CHAPTER 10: RISE OF A HERO

Mulai dari awal
                                    

Ghazul hanya memainkan tabung itu, mengocok-ngocok isinya hingga berputar membasahi dinding tabung, "Apa kau yakin ini bisamenyembuhkanmu, Sentinel."

"Menyembuhkanmu dari apa?" aku menatap pria bertopeng itu. Ia tak menjawab.

"Aku menemukannya di luar lab fisika kuantumku. Berjalan tak tentu arah, bingung hendak bertanya pada siapa tentang kondisi yang ia miliki."

"Kedua orang tuanya adalah peneliti. Laboratorium mereka meledak dan hanya ia yang selamat. Dan sejak itu, ia mendapatkan kekuatan istimewa itu. Kekuatan EMP." tambah Maya.

"Bukan meledak, namun diledakkan!" serunya, "Mereka dibunuh karena penelitian mereka!"

"Mengapa kau tak bergabung lebih lama bersama kami ... untuk mencari pembunuh orang tuamu dan membalaskan dendammu?"

"Bagaimana aku bisa yakin kau bukan pembunuhnya, Ghazul?" Sentinel menatapnya curiga, "Kau sejak dulu menginginkan penelitian EMP mereka!"

Ghazul tertawa, "Bukannya kau sendiri yang memberikan seluruh hasil penelitian mereka dengan balasan serum yang akan membuatmu normal kembali?"

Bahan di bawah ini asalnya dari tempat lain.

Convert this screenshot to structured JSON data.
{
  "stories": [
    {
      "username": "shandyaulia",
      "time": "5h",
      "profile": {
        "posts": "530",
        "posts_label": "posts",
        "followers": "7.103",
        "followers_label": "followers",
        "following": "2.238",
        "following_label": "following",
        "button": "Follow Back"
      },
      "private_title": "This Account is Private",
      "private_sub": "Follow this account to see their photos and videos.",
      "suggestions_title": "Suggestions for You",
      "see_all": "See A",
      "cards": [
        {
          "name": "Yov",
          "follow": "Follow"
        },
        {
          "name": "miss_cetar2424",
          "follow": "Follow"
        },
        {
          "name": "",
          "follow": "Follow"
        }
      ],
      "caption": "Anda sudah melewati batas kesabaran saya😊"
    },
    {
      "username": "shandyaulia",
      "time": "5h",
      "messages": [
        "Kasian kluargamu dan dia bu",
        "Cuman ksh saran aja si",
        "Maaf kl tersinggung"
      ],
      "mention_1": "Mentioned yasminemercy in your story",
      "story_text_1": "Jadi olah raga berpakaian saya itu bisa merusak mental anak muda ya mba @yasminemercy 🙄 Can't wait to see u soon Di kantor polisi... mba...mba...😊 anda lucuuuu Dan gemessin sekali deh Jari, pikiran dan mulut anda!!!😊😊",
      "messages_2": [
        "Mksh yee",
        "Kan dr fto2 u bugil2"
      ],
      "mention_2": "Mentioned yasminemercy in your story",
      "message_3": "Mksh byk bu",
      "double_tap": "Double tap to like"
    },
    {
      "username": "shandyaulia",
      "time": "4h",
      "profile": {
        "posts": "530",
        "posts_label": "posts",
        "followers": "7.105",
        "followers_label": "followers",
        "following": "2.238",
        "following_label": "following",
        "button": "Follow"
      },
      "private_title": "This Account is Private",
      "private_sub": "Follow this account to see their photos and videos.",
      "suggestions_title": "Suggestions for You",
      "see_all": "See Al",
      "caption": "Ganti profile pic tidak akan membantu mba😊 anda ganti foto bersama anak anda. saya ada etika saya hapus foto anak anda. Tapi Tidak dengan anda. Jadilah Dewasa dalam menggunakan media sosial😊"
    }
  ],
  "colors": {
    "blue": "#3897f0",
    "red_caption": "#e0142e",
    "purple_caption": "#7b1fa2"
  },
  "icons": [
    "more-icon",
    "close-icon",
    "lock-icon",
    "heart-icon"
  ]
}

"Berikan benda itu! sekarang!" serunya tak sabar, "Semua kekuatan plasma ini ... aku tak menginginkannya! Ini membuatku merasa seperti raja Midas yang menghancurkan semua yang kusentuh!"

Aku merasa tersentak mendengarnya.

Ia merasakan apa yang aku rasakan?

Kami bernasib sama, pikirku. Kami dan kekuatan kami. Itu kutukan.

Tidak, aku buru-buru menghapus pikiran itu.

Kekuatan ini bisa kupergunakan untuk menyelamatkan Minarti dari kekejaman orang-orang ini.

Mereka tengah bertengkar, ini adalah kesempatan yang baik.

Aku segera mengeluarkan hentakan listrik dari tanganku, namun Ghazul terlalu cepat. Ia mengibaskan tangannya, sementara perhatiannya masih tercurah pada Sentinel yang ingin memberontak. Segera, kandang itu mengeluarkan lecutan plasma bertegangan tinggi.

Listrik itu tak melumpuhkanku, namun sempat membuatku kecut hati.

"Jangan pikir kau bisa mengambil kesempatan! Superhero palsu sepertimu butuh ribuan waktu untuk mengalahkanku!" ucapnya geram, "Kandang inilah sumber pemancar EMP yang menjadi senjata kami. Kekuatanmu sama sekali tak ada apa-apanya di dalam sini!"

"Kekuatan kristal kunzite yang mengendalikannya dan membuatnya lebih kuat." Maya memamerkan cincin di jarinya."Kami tak butuh Sentinel sekarang untuk melakukan serangan EMP berkat kristal ini."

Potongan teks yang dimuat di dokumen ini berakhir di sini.